Here's What I Would Do If I Were You
“Well if I were you…” well you’re not, not even close to me. You weren’t raised by my parents. You didn’t go to school where I did, and you surely never saw the classroom from my seat. You couldn’t have, because I was there. Just like you were there on Wednesday nights for Catholic Mass and I was there on Sunday mornings for a Methodist sermon.
“Yes but if I were you…” but you’re not me, you’re you. You’re a man who took a subway and walked 6 city blocks to a 4 story high school, and I’m a girl who wound rural roads to the gravel pit parking lot of a school of 500 students. Four formative years of our lives were polar opposites and sprinkled with experiences the other only saw in movies.
“I know but if I were you…” no you don’t know, because you can’t know because you aren’t me. Did you visit all the museums I visited on your family’s summer vacations? Did you even have family vacations? Have you read the books I have read and seen the paintings I’ve seen? Did you reach all the impasses I’ve reached? Have you been told “no” at each turn I have, and have you been told “yes” in all the same places, too?
“I don’t know but if I were you…” you aren’t. We don’t look the same, talk to the same, feel the same, hear the same, see the same. All of these basic, obvious differences, you think you can overlook merely because the same thing that happened to you, happened to me? Because we are both humans, Americans, adults? All of these differences between us, and you want to tell me what you would do if you were me? So I suppose if you’re smart enough to be right about everything, you’re also smart enough to be able to put all of yourself aside in order to make a decision on my behalf?
We can never be unbiased.
And this is why I have a huge problem with the thought process behind “If I were you…” and this incessant desire people have with constantly trying to get people to believe what they believe. I know this often comes from a place of love and not a place of criticism. I know that we are sometimes just trying to help someone make an important decision, someone we care about and are even trying to protect, someone who is our friend, our child, our family.
But still, we have to be careful with this mentality, because everyone’s lives are so very different and delicate. We are each a combination of so many things, from the books we’ve read to the sermons we’ve heard to the jobs we’ve had and the lessons we’ve learned. We can’t help these things. We can’t judge these things. They just are. I believe the things I believe with reason and context and background the same way you believe the things you believe, and like it or not, your truth may not be someone else’s truth and vice versa. Somewhere else, maybe far far away or maybe just next door, “THE OPPOSITE OF WHAT YOU KNOW IS ALSO TRUE”- (Timber Hawkeye).
Why do we have to go beyond the misunderstanding of an opinion and pass into deep hatred and criticism? You will not understand everyone. You will disagree with many. You should stand up for what you believe, but you shouldn’t stomp on other people while you stand.
The funny thing about yelling is that we think we are turning the volume up when really we are muting ourselves.

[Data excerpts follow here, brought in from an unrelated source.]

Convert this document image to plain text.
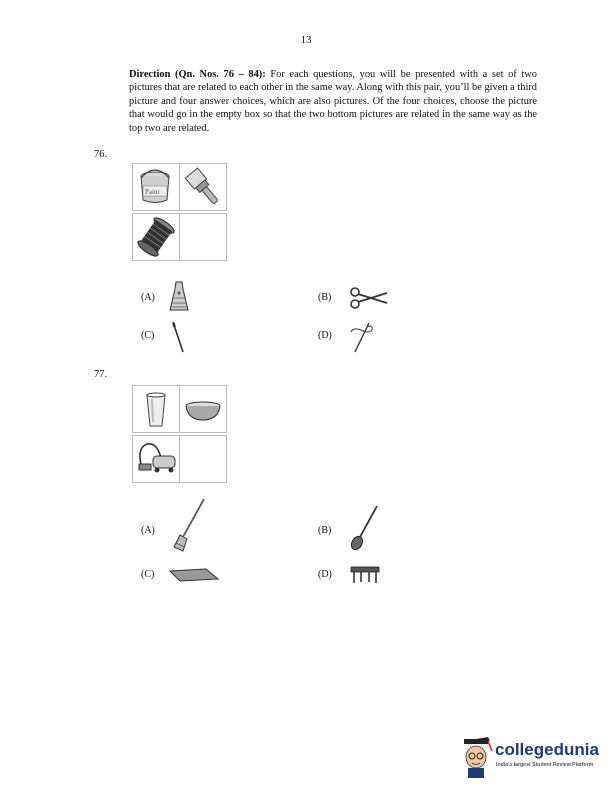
13
Direction (Qn. Nos. 76 – 84): For each questions, you will be presented with a set of two pictures that are related to each other in the same way. Along with this pair, you’ll be given a third picture and four answer choices, which are also pictures. Of the four choices, choose the picture that would go in the empty box so that the two bottom pictures are related in the same way as the top two are related.
76.
Paint
(A)	(B)
(C)	(D)
77.
(A)	(B)
(C)	(D)
collegedunia
India's largest Student Review Platform
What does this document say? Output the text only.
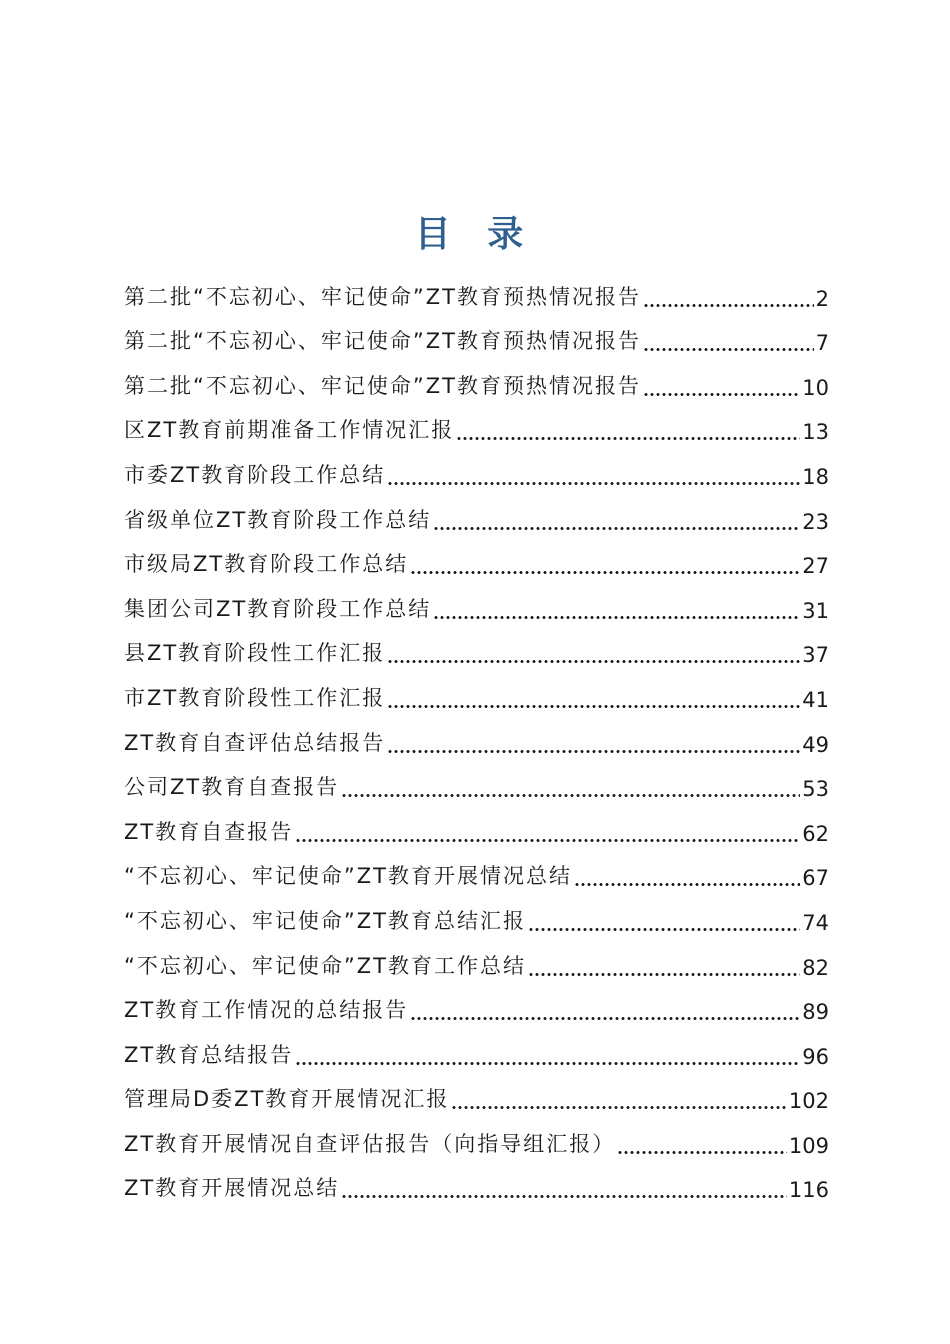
目 录
第二批“不忘初心、牢记使命”ZT教育预热情况报告	2
第二批“不忘初心、牢记使命”ZT教育预热情况报告	7
第二批“不忘初心、牢记使命”ZT教育预热情况报告	10
区ZT教育前期准备工作情况汇报	13
市委ZT教育阶段工作总结	18
省级单位ZT教育阶段工作总结	23
市级局ZT教育阶段工作总结	27
集团公司ZT教育阶段工作总结	31
县ZT教育阶段性工作汇报	37
市ZT教育阶段性工作汇报	41
ZT教育自查评估总结报告	49
公司ZT教育自查报告	53
ZT教育自查报告	62
“不忘初心、牢记使命”ZT教育开展情况总结	67
“不忘初心、牢记使命”ZT教育总结汇报	74
“不忘初心、牢记使命”ZT教育工作总结	82
ZT教育工作情况的总结报告	89
ZT教育总结报告	96
管理局D委ZT教育开展情况汇报	102
ZT教育开展情况自查评估报告（向指导组汇报）	109
ZT教育开展情况总结	116
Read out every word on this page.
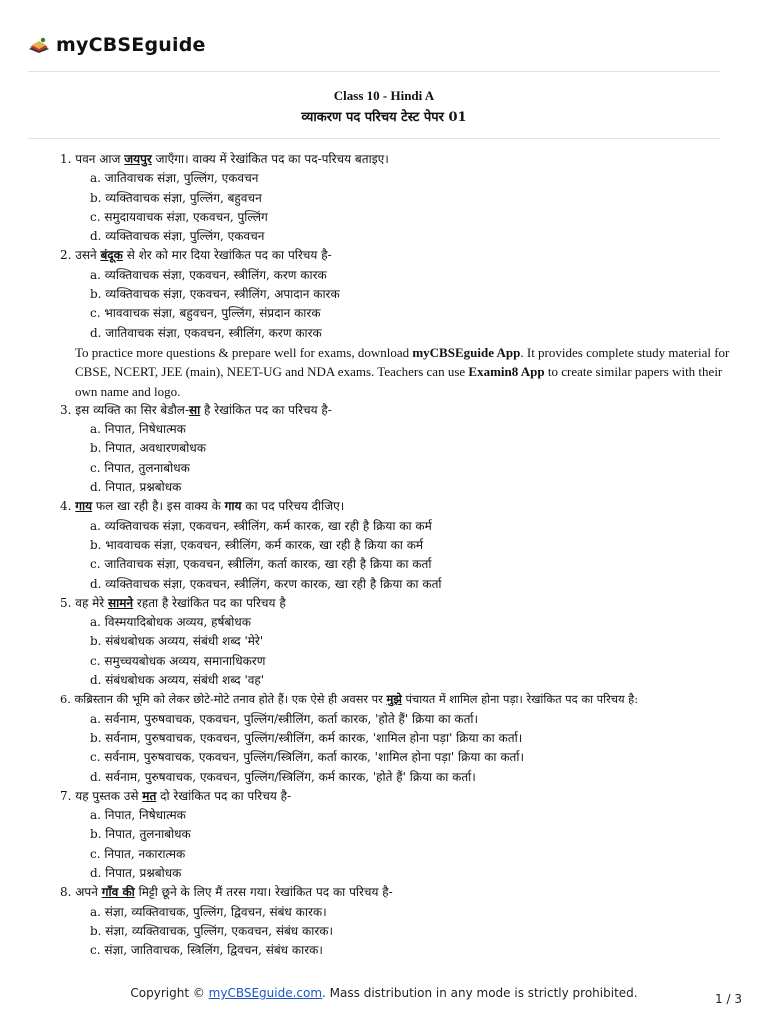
myCBSEguide
Class 10 - Hindi A
व्याकरण पद परिचय टेस्ट पेपर 01
1. पवन आज जयपुर जाएँगा। वाक्य में रेखांकित पद का पद-परिचय बताइए।
a. जातिवाचक संज्ञा, पुल्लिंग, एकवचन
b. व्यक्तिवाचक संज्ञा, पुल्लिंग, बहुवचन
c. समुदायवाचक संज्ञा, एकवचन, पुल्लिंग
d. व्यक्तिवाचक संज्ञा, पुल्लिंग, एकवचन
2. उसने बंदूक से शेर को मार दिया रेखांकित पद का परिचय है-
a. व्यक्तिवाचक संज्ञा, एकवचन, स्त्रीलिंग, करण कारक
b. व्यक्तिवाचक संज्ञा, एकवचन, स्त्रीलिंग, अपादान कारक
c. भाववाचक संज्ञा, बहुवचन, पुल्लिंग, संप्रदान कारक
d. जातिवाचक संज्ञा, एकवचन, स्त्रीलिंग, करण कारक
To practice more questions & prepare well for exams, download myCBSEguide App. It provides complete study material for CBSE, NCERT, JEE (main), NEET-UG and NDA exams. Teachers can use Examin8 App to create similar papers with their own name and logo.
3. इस व्यक्ति का सिर बेडौल-सा है रेखांकित पद का परिचय है-
a. निपात, निषेधात्मक
b. निपात, अवधारणबोधक
c. निपात, तुलनाबोधक
d. निपात, प्रश्नबोधक
4. गाय फल खा रही है। इस वाक्य के गाय का पद परिचय दीजिए।
a. व्यक्तिवाचक संज्ञा, एकवचन, स्त्रीलिंग, कर्म कारक, खा रही है क्रिया का कर्म
b. भाववाचक संज्ञा, एकवचन, स्त्रीलिंग, कर्म कारक, खा रही है क्रिया का कर्म
c. जातिवाचक संज्ञा, एकवचन, स्त्रीलिंग, कर्ता कारक, खा रही है क्रिया का कर्ता
d. व्यक्तिवाचक संज्ञा, एकवचन, स्त्रीलिंग, करण कारक, खा रही है क्रिया का कर्ता
5. वह मेरे सामने रहता है रेखांकित पद का परिचय है
a. विस्मयादिबोधक अव्यय, हर्षबोधक
b. संबंधबोधक अव्यय, संबंधी शब्द 'मेरे'
c. समुच्चयबोधक अव्यय, समानाधिकरण
d. संबंधबोधक अव्यय, संबंधी शब्द 'वह'
6. कब्रिस्तान की भूमि को लेकर छोटे-मोटे तनाव होते हैं। एक ऐसे ही अवसर पर मुझे पंचायत में शामिल होना पड़ा। रेखांकित पद का परिचय है:
a. सर्वनाम, पुरुषवाचक, एकवचन, पुल्लिंग/स्त्रीलिंग, कर्ता कारक, 'होते हैं' क्रिया का कर्ता।
b. सर्वनाम, पुरुषवाचक, एकवचन, पुल्लिंग/स्त्रीलिंग, कर्म कारक, 'शामिल होना पड़ा' क्रिया का कर्ता।
c. सर्वनाम, पुरुषवाचक, एकवचन, पुल्लिंग/स्त्रिलिंग, कर्ता कारक, 'शामिल होना पड़ा' क्रिया का कर्ता।
d. सर्वनाम, पुरुषवाचक, एकवचन, पुल्लिंग/स्त्रिलिंग, कर्म कारक, 'होते हैं' क्रिया का कर्ता।
7. यह पुस्तक उसे मत दो रेखांकित पद का परिचय है-
a. निपात, निषेधात्मक
b. निपात, तुलनाबोधक
c. निपात, नकारात्मक
d. निपात, प्रश्नबोधक
8. अपने गाँव की मिट्टी छूने के लिए मैं तरस गया। रेखांकित पद का परिचय है-
a. संज्ञा, व्यक्तिवाचक, पुल्लिंग, द्विवचन, संबंध कारक।
b. संज्ञा, व्यक्तिवाचक, पुल्लिंग, एकवचन, संबंध कारक।
c. संज्ञा, जातिवाचक, स्त्रिलिंग, द्विवचन, संबंध कारक।
Copyright © myCBSEguide.com. Mass distribution in any mode is strictly prohibited.	1 / 3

No one can hear what you’re saying because of the way you’re saying it.
You are wasting your beautiful breath by trying to change someone’s mind. You are not a genie. You do not have the power to change all of someone’s truths and values which are rooted in years and years of experiences. Who do you think you are?
It seems like you think you are God as you sit and decide which evils someone has committed are better and worse. Can we stop with the justifications, the blame, the hate, the elementary-recess-field communications? “He said” “she said” is the easiest route to take.
“I did,” “I’m doing”, “I will do” is something I’ve yet to hear.
But stop slinging words like weapons, and remember you’re you, not me.